Historical Failure Correlation

# Which tests have historically failed when file X changes?
# Use this to build a smarter selection set than just "test files for changed source"

from collections import defaultdict

def build_failure_correlation_map(test_results_db) -> dict[str, set[str]]:
    """
    Returns {source_file: {tests_that_failed_when_this_file_changed}}
    Built from historical CI data.
    """
    correlation: dict[str, set[str]] = defaultdict(set)

    for run in test_results_db.get_failed_runs():
        changed_files = run.changed_files
        failed_tests = run.failed_tests
        for source_file in changed_files:
            for test in failed_tests:
                correlation[source_file].add(test)

    return dict(correlation)

# Use at test selection time
def select_tests_by_history(
    changed_files: set[str],
    correlation_map: dict[str, set[str]],
) -> set[str]:
    selected = set()
    for f in changed_files:
        selected.update(correlation_map.get(f, set()))
    return selected

Making It Visible

Report test selection decisions to the PR so developers understand why CI ran what it ran.

GitHub PR comment template:
  ## Test Selection
  Changed files: 3 (orders/service.py, orders/models.py, tests/orders/test_service.py)
  Selected tests: 47 (out of 3,200 total)
  Selection method: file mapping + historical correlation
  Excluded: tier2 (E2E) — only runs on merge
  Expected duration: 4 min (vs 28 min full suite)

  To run all tests locally: pytest
  To run same selection: pytest tests/orders/ -m "tier1"

Common Failure Cases

Testmon database not persisted between CI runs Why: the .testmondata file is ephemeral in CI unless explicitly cached, so every run falls back to running the full suite.
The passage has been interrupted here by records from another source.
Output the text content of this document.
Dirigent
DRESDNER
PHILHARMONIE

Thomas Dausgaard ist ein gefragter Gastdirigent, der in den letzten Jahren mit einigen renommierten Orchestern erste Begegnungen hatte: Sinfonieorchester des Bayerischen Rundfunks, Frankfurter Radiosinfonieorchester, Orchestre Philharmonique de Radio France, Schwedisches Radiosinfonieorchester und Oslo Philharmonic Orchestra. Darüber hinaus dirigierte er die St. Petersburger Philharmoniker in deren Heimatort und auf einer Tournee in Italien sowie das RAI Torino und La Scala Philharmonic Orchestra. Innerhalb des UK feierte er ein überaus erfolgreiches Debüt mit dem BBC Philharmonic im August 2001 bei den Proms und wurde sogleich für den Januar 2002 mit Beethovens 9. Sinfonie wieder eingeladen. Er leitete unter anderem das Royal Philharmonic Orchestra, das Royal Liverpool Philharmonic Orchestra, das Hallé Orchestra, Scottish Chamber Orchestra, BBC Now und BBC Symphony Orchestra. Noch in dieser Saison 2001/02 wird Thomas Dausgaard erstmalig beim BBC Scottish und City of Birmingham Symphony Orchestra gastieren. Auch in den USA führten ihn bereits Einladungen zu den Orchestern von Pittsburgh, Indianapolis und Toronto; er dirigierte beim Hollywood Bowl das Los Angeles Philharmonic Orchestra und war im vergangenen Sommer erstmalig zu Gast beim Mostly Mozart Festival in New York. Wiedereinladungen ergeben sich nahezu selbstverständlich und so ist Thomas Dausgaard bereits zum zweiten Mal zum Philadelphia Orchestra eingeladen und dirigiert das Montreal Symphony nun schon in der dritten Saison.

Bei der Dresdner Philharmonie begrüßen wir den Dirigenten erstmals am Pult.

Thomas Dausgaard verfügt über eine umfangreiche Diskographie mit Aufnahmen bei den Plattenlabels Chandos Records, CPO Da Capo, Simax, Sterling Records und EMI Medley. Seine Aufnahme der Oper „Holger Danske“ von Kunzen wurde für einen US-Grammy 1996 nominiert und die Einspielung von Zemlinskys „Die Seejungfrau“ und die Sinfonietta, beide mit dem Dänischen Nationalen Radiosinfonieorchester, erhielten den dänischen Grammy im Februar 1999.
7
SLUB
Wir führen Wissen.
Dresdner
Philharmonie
Detect: CI logs show pytest --testmon running all tests rather than a subset, or cache restore step reports a miss every run. Fix: add a actions/cache step keyed on the runner OS and a hash of all Python files, restoring .testmondata before pytest and saving after.
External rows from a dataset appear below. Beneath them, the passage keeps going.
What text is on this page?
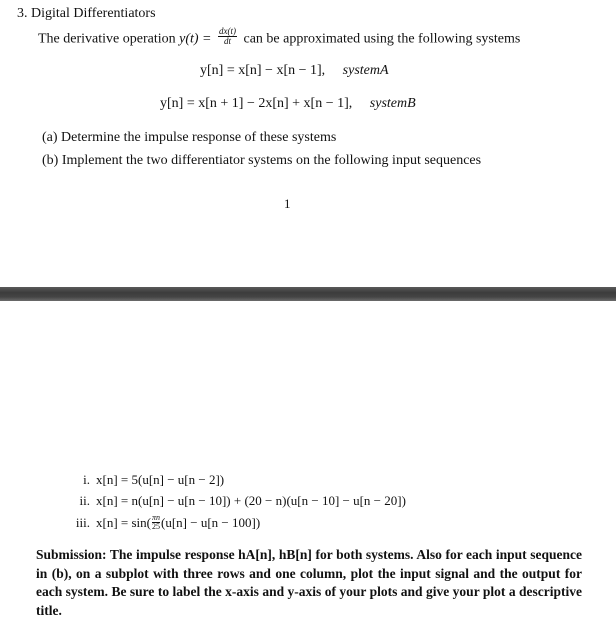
3. Digital Differentiators
The derivative operation $y(t) = \frac{dx(t)}{dt}$ can be approximated using the following systems
y[n] = x[n] − x[n − 1], systemA
y[n] = x[n + 1] − 2x[n] + x[n − 1], systemB
(a) Determine the impulse response of these systems
(b) Implement the two differentiator systems on the following input sequences
1
i. x[n] = 5(u[n] − u[n − 2])
ii. x[n] = n(u[n] − u[n − 10]) + (20 − n)(u[n − 10] − u[n − 20])
iii. $x[n] = \sin( \frac{\pi n}{25} (u[n] - u[n - 100])$
Submission: The impulse response hA[n], hB[n] for both systems. Also for each input sequence in (b), on a subplot with three rows and one column, plot the input signal and the output for each system. Be sure to label the x-axis and y-axis of your plots and give your plot a descriptive title.
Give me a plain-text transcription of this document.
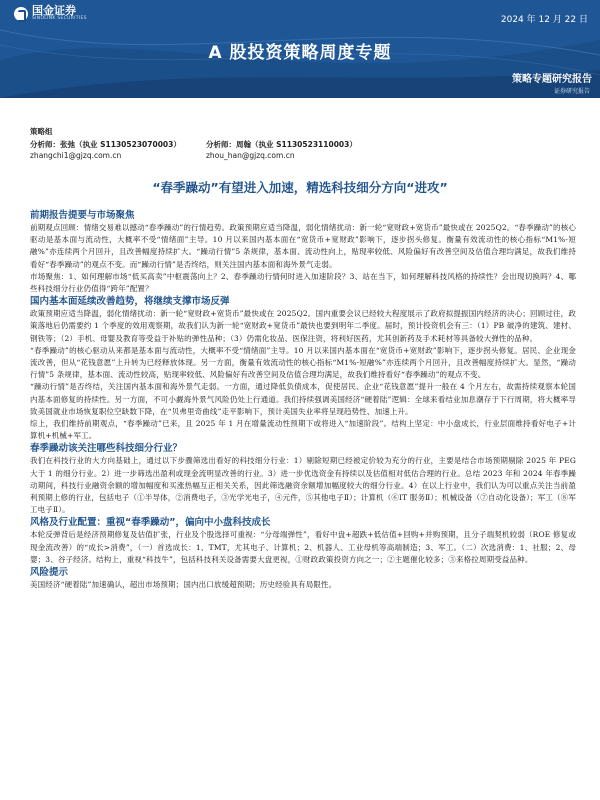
国金证券
SINOLINK SECURITIES	2024 年 12 月 22 日
A 股投资策略周度专题
策略专题研究报告
证券研究报告
策略组
分析师：张弛（执业 S1130523070003）	分析师：周翰（执业 S1130523110003）
zhangchi1@gjzq.com.cn	zhou_han@gjzq.com.cn
“春季躁动”有望进入加速，精选科技细分方向“进攻”
前期报告提要与市场聚焦

前期观点回顾：情绪交易难以撼动“春季躁动”的行情趋势。政策预期应适当降温，弱化情绪扰动：新一轮“宽财政+宽货币”最快或在 2025Q2。“春季躁动”的核心驱动是基本面与流动性，大概率不受“情绪面”主导。10 月以来国内基本面在“宽货币+宽财政”影响下，逐步拐头修复。衡量有效流动性的核心指标“M1%-短融%”亦连续两个月回升，且改善幅度持续扩大。“躁动行情”5 条规律，基本面、流动性向上，贴现率较低、风险偏好有改善空间及估值合理均满足，故我们维持看好“春季躁动”的观点不变。而“躁动行情”是否终结，则关注国内基本面和海外景气走弱。

市场聚焦：1、如何理解市场“低买高卖”中枢震荡向上？2、春季躁动行情何时进入加速阶段？3、站在当下，如何理解科技风格的持续性？会出现切换吗？4、哪些科技细分行业仍值得“跨年”配置？

国内基本面延续改善趋势，将继续支撑市场反弹

政策预期应适当降温，弱化情绪扰动：新一轮“宽财政+宽货币”最快或在 2025Q2。国内重要会议已经较大程度展示了政府拟提振国内经济的决心；回顾过往，政策落地后仍需要约 1 个季度的效用观察期，故我们认为新一轮“宽财政+宽货币”最快也要到明年二季度。届时，预计投资机会有三：（1）PB 破净的建筑、建材、钢铁等；（2）手机、母婴及教育等受益于补贴的弹性品种；（3）仍需化妆品、医保注资，将利好医药，尤其创新药及手术耗材等具备较大弹性的品种。

“春季躁动”的核心驱动从来都是基本面与流动性，大概率不受“情绪面”主导。10 月以来国内基本面在“宽货币+宽财政”影响下，逐步拐头修复。居民、企业现金流改善，但从“花钱意愿”上升转为已经释放体现。另一方面，衡量有效流动性的核心指标“M1%-短融%”亦连续两个月回升，且改善幅度持续扩大。显然，“躁动行情”5 条规律，基本面、流动性较高，贴现率较低、风险偏好有改善空间及估值合理均满足，故我们维持看好“春季躁动”的观点不变。

“躁动行情”是否终结，关注国内基本面和海外景气走弱。一方面，通过降低负债成本，促使居民、企业“花钱意愿”提升一般在 4 个月左右，故需持续观察本轮国内基本面修复的持续性。另一方面，不可小觑海外景气风险仍处上行通道。我们持续强调美国经济“硬着陆”逻辑：全球来看结业加息潮存于下行周期，将大概率导致美国就业市场恢复职位空缺数下降，在“贝弗里奇曲线”走平影响下，预计美国失业率将呈现趋势性、加速上升。

综上，我们维持前期观点，“春季躁动”已来，且 2025 年 1 月在增量流动性预期下或将进入“加速阶段”。结构上坚定：中小盘成长，行业层面维持看好电子+计算机+机械+军工。

春季躁动该关注哪些科技细分行业？

我们在科技行业的大方向基础上，通过以下步骤筛选出看好的科技细分行业：1）剔除短期已经被定价较为充分的行业，主要是结合市场预期剔除 2025 年 PEG 大于 1 的细分行业。2）进一步筛选出盈利或现金流明显改善的行业。3）进一步优选资金有持续以及估值相对低估合理的行业。总结 2023 年和 2024 年春季躁动期间，科技行业融资余额的增加幅度和买涨热幅互正相关关系，因此筛选融资余额增加幅度较大的细分行业。4）在以上行业中，我们认为可以重点关注当前盈利预期上修的行业，包括电子（①半导体，②消费电子，③光学光电子，④元件，⑤其他电子Ⅱ）；计算机（⑥IT 服务Ⅱ）；机械设备（⑦自动化设备）；军工（⑧军工电子Ⅱ）。

风格及行业配置：重视“春季躁动”，偏向中小盘科技成长

本轮反弹背后是经济预期修复及估值扩张，行业及个股选择可重视：“分母端弹性”，看好中盘+超跌+低估值+回购+并购预期，且分子端契机较弱（ROE 修复或现金流改善）的“成长>消费”，（一）首选成长：1、TMT，尤其电子、计算机；2、机器人、工业母机等高端制造；3、军工。（二）次选消费：1、社服；2、母婴；3、谷子经济。结构上，重视“科技牛”，包括科技利关设备需要大盘更视，①财政政策投资方向之一；②主题催化较多；③来格拉周期受益品种。

风险提示

美国经济“硬着陆”加速确认，超出市场预期；国内出口放缓超预期；历史经验具有局限性。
File-to-test mapping misses indirect dependencies Why: the simple src/foo.py -> tests/test_foo.py path mapping doesn't account for shared utilities or transitive imports, so a change to a shared module triggers no tests. Detect: a commit touching a shared utility passes CI but introduces a regression caught only in the full nightly run. Fix: switch from manual path mapping to pytest-testmon or a dependency-graph tool (importlab, Coverage.py --source) that tracks actual import chains.
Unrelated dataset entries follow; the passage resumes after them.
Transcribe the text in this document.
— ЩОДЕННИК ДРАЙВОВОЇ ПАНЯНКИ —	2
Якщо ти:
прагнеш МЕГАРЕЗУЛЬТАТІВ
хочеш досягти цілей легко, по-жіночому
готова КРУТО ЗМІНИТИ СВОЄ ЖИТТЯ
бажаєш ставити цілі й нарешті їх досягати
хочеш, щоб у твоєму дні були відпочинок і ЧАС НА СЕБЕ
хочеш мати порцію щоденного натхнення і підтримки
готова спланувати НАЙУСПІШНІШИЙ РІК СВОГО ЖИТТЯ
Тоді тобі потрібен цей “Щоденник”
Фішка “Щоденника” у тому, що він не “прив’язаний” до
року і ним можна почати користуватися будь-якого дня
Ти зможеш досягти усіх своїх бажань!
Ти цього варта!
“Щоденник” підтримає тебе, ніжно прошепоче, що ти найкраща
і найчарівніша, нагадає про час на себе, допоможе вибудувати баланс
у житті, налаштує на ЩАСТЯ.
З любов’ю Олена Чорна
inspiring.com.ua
Tier markers applied inconsistently, causing silent gaps Why: developers add tests without marking them, defaulting to no tier, so pytest -m "tier1" silently skips unmarked tests. Detect: run pytest --collect-only -q | grep -v "tier" and confirm unmarked tests exist; compare total collected counts between filtered and unfiltered runs. Fix: add a CI lint step (pytest --collect-only -q -m "not tier1 and not tier2 and not tier3") that fails if any unmarked test is found, forcing explicit tier assignment.

Historical correlation map built from a flaky test pool Why: if the failure database includes flaky test results, the correlation map over-selects tests unrelated to the changed file, inflating run time. Detect: the selected test set for small PRs grows over time without a corresponding growth in changed files, or the same tests are always selected regardless of what changed. Fix: filter the historical failure corpus to only include runs where failures were confirmed reproducible (i.e., failed twice in a row), or set a minimum co-occurrence threshold before adding a pair to the map.

Connections

qa/qa-hub · qa/risk-based-testing · qa/test-automation-strategy · qa/continuous-testing · technical-qa/parallel-test-execution · technical-qa/pytest-advanced · qa/qa-metrics

Open Questions

  • What testing scenarios does this technique systematically miss?
  • How does this approach need to change when delivery cadence moves to continuous deployment?